Bradley Marino, MD, MPP, MSCE, professor of pediatrics in the division of cardiology, was co-author of the study, which examined the risk of epilepsy in patients with congenital heart disease.

According to a Northwestern Medicine study published in the journal Traffic.

Bradley Marino, MD, MPP, MSCE, professor of pediatrics in the division of cardiology, was co-author of the article.

The study is the first long-term investigation to identify a higher risk of epilepsy in patients with congenital heart disease (CHD), compared to the general population. Coronary artery disease – a structural problem of the heart present at birth – is the most common type of birth defect and, thanks to advances in treatment, an increasing number of adults are now living with this disease.

In the observational study, Marino and a team of collaborators looked at data from more than 15,000 patients born and diagnosed with coronary artery disease between 1980 and 2010 in Denmark.

They found that children with coronary artery disease were more than three times more likely to be diagnosed with epilepsy before the age of five, compared to the general population, and more than twice as likely between the ages of 5 and 32​ years. Overall, the incidence of epilepsy in patients with CHD at age 15 was 5 percent.

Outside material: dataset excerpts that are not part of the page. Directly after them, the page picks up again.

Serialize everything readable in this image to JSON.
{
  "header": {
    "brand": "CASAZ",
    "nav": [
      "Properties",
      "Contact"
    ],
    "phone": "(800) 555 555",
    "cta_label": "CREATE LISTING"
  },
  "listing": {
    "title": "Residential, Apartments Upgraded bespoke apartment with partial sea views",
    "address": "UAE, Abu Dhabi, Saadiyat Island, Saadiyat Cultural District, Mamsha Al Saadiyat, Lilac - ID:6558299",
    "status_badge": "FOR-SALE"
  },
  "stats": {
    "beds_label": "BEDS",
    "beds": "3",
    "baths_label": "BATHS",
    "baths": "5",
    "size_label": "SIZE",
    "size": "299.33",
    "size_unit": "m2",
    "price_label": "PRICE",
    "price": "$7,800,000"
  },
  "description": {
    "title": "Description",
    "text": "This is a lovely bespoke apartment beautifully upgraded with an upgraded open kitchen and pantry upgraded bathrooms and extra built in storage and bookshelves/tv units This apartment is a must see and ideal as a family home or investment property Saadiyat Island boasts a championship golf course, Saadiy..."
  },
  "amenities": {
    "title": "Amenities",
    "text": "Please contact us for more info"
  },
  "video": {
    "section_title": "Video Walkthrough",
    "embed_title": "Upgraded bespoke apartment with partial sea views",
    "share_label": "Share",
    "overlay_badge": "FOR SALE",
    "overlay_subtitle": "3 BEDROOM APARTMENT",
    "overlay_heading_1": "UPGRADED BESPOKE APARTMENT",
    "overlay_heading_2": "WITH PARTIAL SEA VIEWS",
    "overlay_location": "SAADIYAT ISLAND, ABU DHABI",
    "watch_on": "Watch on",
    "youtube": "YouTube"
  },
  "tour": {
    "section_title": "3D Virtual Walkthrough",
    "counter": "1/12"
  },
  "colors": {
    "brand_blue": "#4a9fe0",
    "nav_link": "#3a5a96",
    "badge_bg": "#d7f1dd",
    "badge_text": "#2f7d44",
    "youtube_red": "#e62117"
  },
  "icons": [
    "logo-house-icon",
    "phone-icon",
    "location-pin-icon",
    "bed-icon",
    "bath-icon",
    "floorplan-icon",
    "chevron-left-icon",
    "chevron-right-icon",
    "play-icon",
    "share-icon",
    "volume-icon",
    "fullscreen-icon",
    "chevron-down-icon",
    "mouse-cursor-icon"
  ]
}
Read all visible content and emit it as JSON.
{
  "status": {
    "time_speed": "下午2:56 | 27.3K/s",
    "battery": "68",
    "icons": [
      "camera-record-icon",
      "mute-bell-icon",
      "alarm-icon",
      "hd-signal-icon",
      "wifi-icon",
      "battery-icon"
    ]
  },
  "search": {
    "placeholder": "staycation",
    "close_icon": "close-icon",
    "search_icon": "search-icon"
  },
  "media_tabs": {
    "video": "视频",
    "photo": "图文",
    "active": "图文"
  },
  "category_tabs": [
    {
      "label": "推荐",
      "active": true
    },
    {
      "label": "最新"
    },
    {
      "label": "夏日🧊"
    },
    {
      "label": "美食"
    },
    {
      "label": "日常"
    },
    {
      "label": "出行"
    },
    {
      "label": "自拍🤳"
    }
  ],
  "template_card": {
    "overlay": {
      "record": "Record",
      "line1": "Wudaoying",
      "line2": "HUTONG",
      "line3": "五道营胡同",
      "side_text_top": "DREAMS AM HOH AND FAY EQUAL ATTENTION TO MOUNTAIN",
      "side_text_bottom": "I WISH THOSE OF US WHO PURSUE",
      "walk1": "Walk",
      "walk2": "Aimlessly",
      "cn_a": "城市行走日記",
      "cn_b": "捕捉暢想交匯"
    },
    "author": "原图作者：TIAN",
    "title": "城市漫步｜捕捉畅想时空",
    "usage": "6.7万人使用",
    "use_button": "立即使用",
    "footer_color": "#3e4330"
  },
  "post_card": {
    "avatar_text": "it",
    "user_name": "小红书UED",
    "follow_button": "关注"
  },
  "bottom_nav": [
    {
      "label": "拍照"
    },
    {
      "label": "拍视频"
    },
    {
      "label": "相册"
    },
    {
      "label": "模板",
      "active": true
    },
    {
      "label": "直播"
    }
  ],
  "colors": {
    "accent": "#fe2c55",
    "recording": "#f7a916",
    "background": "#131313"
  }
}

The risk of epilepsy was particularly high in patients who had undergone multiple surgeries for coronary heart disease, although the risk remained comparatively higher even for those born with mild conditions who had not undergone any surgery.

The authors suggest that the increased risk may be the result of non-surgical factors, such as a lack of sufficient oxygen due to coronary artery disease that leads to neurodevelopmental changes. There may also be a genetic explanation for the link between coronary heart disease and epilepsy.

Marino is also a professor of medical social sciences and a member of the Heart Center at the Ann & Robert H. Lurie Children’s Hospital in Chicago.

The research was supported by grants from the Danish Children’s Heart Foundation and Cincinnati Children’s Hospital Heart Institute Research Fund.